When you understand this, the hierarchy becomes clear. Obsidian is the storage and interface layer. The embedding and language models are the cognitive layer. Mixing the two is what creates the illusion that the graph thinks.

The graph doesn’t think. The model thinks. The graph is the visualization of what you typed.

The next step

If you’re building with AI and still use Obsidian as your context layer, that’s not judgment. It’s a diagnosis. And the diagnosis has a short treatment.

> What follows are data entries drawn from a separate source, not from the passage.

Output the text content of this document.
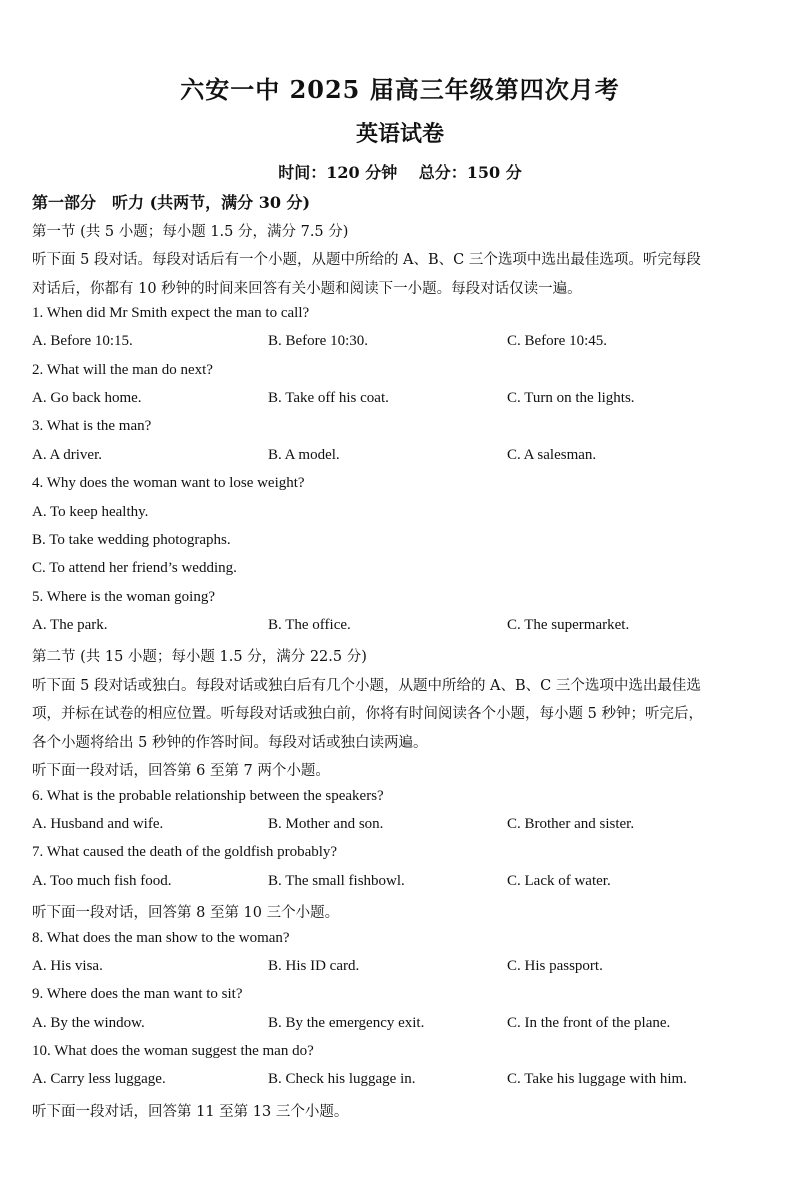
六安一中 2025 届高三年级第四次月考
英语试卷
时间：120 分钟　 总分：150 分
第一部分　听力 (共两节，满分 30 分)
第一节 (共 5 小题；每小题 1.5 分，满分 7.5 分)
听下面 5 段对话。每段对话后有一个小题，从题中所给的 A、B、C 三个选项中选出最佳选项。听完每段
对话后，你都有 10 秒钟的时间来回答有关小题和阅读下一小题。每段对话仅读一遍。
1. When did Mr Smith expect the man to call?
A. Before 10:15.	B. Before 10:30.	C. Before 10:45.
2. What will the man do next?
A. Go back home.	B. Take off his coat.	C. Turn on the lights.
3. What is the man?
A. A driver.	B. A model.	C. A salesman.
4. Why does the woman want to lose weight?
A. To keep healthy.
B. To take wedding photographs.
C. To attend her friend’s wedding.
5. Where is the woman going?
A. The park.	B. The office.	C. The supermarket.
第二节 (共 15 小题；每小题 1.5 分，满分 22.5 分)
听下面 5 段对话或独白。每段对话或独白后有几个小题，从题中所给的 A、B、C 三个选项中选出最佳选
项，并标在试卷的相应位置。听每段对话或独白前，你将有时间阅读各个小题，每小题 5 秒钟；听完后，
各个小题将给出 5 秒钟的作答时间。每段对话或独白读两遍。
听下面一段对话，回答第 6 至第 7 两个小题。
6. What is the probable relationship between the speakers?
A. Husband and wife.	B. Mother and son.	C. Brother and sister.
7. What caused the death of the goldfish probably?
A. Too much fish food.	B. The small fishbowl.	C. Lack of water.
听下面一段对话，回答第 8 至第 10 三个小题。
8. What does the man show to the woman?
A. His visa.	B. His ID card.	C. His passport.
9. Where does the man want to sit?
A. By the window.	B. By the emergency exit.	C. In the front of the plane.
10. What does the woman suggest the man do?
A. Carry less luggage.	B. Check his luggage in.	C. Take his luggage with him.
听下面一段对话，回答第 11 至第 13 三个小题。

Embeddings. Chunking. Retrieval. Reranking. These four concepts, well understood, separate the experience of “throw text in the prompt and hope” from “the agent finds exactly what it needs and responds with precision.”

The Obsidian vault can keep existing. But it stops being the final destination of your knowledge and becomes the entry point of a pipeline that actually retrieves, semantically and with relevance, what you need at the moment you need it.

Then the graph stops being decoration. And starts doing work.

References

Forte, T. (2022). Building a Second Brain. Atria Books.

Tietze, C. (2014). “The Collector’s Fallacy”. zettelkasten.de. zettelkasten.de/posts/collectors-fallacy

Ahrens, S. (2017). How to Take Smart Notes. Create Space.

Luhmann, N. (1992). “Kommunikation mit Zettelkästen”. In Universität als Milieu. Haux.

Liu, N. F. et al. (2023). “Lost in the Middle: How Language Models Use Long Contexts”. arXiv:2307.03172.

Tables are qualitative illustrations of the arguments, not empirical data. Scores reflect architectural capabilities documented in the literature on PKM and information retrieval systems.